What is the Half-Life Time Calculator?
This calculator tells you how long it takes for a decaying quantity — such as a radioactive isotope, a drug concentration, or any exponentially decaying substance — to fall from an initial amount (\(N_0\)) to a remaining amount (\(N\)), given the substance's half-life. A half-life is the time required for exactly half of the material to decay, and the process is universal across radioactivity, pharmacology, and chemistry.
How to use it
Enter three values: the half-life (in any time unit you like — seconds, hours, days, or years), the initial quantity \(N_0\), and the remaining quantity \(N\).
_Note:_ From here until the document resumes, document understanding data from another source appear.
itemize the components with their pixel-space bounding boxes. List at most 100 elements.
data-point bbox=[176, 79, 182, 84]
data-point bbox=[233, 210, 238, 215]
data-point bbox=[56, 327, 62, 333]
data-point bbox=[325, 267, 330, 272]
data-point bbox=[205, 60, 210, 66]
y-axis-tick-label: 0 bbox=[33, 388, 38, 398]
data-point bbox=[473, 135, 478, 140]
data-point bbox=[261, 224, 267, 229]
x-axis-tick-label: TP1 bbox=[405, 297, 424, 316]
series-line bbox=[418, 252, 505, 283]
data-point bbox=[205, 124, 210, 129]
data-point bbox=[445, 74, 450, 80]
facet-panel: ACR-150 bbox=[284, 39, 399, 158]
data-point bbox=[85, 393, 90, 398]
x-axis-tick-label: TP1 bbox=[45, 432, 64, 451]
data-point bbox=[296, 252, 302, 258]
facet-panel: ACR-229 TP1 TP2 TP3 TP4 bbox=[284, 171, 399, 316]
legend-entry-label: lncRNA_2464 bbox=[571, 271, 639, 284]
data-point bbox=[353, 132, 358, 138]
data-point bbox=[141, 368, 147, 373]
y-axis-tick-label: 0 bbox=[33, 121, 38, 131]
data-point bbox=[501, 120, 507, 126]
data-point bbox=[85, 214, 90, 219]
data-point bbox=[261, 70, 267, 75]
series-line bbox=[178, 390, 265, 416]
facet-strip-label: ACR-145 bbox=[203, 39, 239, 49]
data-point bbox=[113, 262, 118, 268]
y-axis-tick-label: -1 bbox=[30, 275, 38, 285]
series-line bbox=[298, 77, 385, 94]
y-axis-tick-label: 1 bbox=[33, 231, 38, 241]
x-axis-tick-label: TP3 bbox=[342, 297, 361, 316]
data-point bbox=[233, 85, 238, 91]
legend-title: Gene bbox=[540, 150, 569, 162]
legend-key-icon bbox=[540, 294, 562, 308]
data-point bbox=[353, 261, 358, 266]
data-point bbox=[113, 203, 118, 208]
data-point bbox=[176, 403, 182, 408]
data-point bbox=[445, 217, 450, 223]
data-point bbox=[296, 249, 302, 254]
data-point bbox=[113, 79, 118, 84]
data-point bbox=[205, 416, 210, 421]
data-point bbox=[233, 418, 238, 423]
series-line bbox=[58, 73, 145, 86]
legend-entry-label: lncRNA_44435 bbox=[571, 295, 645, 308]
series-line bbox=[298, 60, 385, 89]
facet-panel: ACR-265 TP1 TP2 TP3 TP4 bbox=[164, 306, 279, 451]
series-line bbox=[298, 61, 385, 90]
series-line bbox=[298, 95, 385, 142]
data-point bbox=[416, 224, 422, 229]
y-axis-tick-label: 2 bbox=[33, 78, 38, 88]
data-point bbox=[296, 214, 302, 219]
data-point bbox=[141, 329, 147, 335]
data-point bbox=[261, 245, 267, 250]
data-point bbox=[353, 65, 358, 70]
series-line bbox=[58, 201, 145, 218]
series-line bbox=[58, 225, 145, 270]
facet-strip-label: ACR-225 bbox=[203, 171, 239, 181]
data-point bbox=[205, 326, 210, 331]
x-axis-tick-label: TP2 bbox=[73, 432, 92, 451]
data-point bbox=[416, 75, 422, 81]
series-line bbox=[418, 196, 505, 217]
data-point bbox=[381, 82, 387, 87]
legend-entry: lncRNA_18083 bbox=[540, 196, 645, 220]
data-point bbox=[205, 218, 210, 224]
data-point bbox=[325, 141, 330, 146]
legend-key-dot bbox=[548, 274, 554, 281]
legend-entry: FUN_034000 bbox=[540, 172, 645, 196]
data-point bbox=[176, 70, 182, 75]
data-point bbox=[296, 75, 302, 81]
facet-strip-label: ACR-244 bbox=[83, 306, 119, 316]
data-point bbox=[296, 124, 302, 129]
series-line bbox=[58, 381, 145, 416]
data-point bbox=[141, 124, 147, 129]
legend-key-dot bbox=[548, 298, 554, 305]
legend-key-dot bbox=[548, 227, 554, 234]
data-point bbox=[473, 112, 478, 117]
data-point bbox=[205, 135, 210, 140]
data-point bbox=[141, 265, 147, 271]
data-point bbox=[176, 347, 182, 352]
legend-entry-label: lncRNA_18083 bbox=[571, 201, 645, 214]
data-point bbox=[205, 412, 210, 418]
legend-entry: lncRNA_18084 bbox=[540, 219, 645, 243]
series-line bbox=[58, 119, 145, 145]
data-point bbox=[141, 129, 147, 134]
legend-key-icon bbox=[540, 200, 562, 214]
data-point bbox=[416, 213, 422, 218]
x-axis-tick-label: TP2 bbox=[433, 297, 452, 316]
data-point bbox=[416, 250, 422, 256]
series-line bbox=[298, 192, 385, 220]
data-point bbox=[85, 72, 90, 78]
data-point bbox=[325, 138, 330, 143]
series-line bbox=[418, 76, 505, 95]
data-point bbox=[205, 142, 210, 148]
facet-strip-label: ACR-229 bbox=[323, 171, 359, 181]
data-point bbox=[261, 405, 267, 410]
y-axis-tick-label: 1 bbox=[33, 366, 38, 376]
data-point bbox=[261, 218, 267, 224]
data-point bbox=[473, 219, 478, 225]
The result is reported in the same time units you used for the half-life. The calculator also shows how many half-lives have passed and the remaining fraction as a percentage.
The formula explained
Exponential decay follows $$N = N_0 \cdot \left(\frac{1}{2}\right)^{t/t_{1/2}}.$$ Solving for time gives:
$$t = t_{1/2} \cdot \frac{\ln\!\left(\dfrac{N_0}{N}\right)}{\ln 2}$$
The ratio \(N_0/N\) tells you how much has decayed; taking its base-2 logarithm (written here as \(\ln(N_0/N)/\ln 2\)) gives the number of half-lives elapsed, and multiplying by the half-life converts that into actual time.
Worked example
Carbon-14 has a half-life of 5730 years. Suppose a sample retains 25% of its original carbon-14 (\(N_0 = 100\), \(N = 25\)). The ratio is \(100/25 = 4\), and \(\log_2(4) = 2\) half-lives. So $$t = 5730 \times 2 = \textbf{11{,}460 years}.$$
FAQ
What units does the answer use? Whatever unit you used for the half-life. If the half-life is in days, the time is in days.
Can N be greater than N₀? No — decay only reduces the quantity, so \(N\) must be less than or equal to \(N_0\). If they are equal, the time is zero.
Does it work for any decaying quantity? Yes, as long as the decay is exponential (constant half-life), including radioactive isotopes and first-order drug elimination.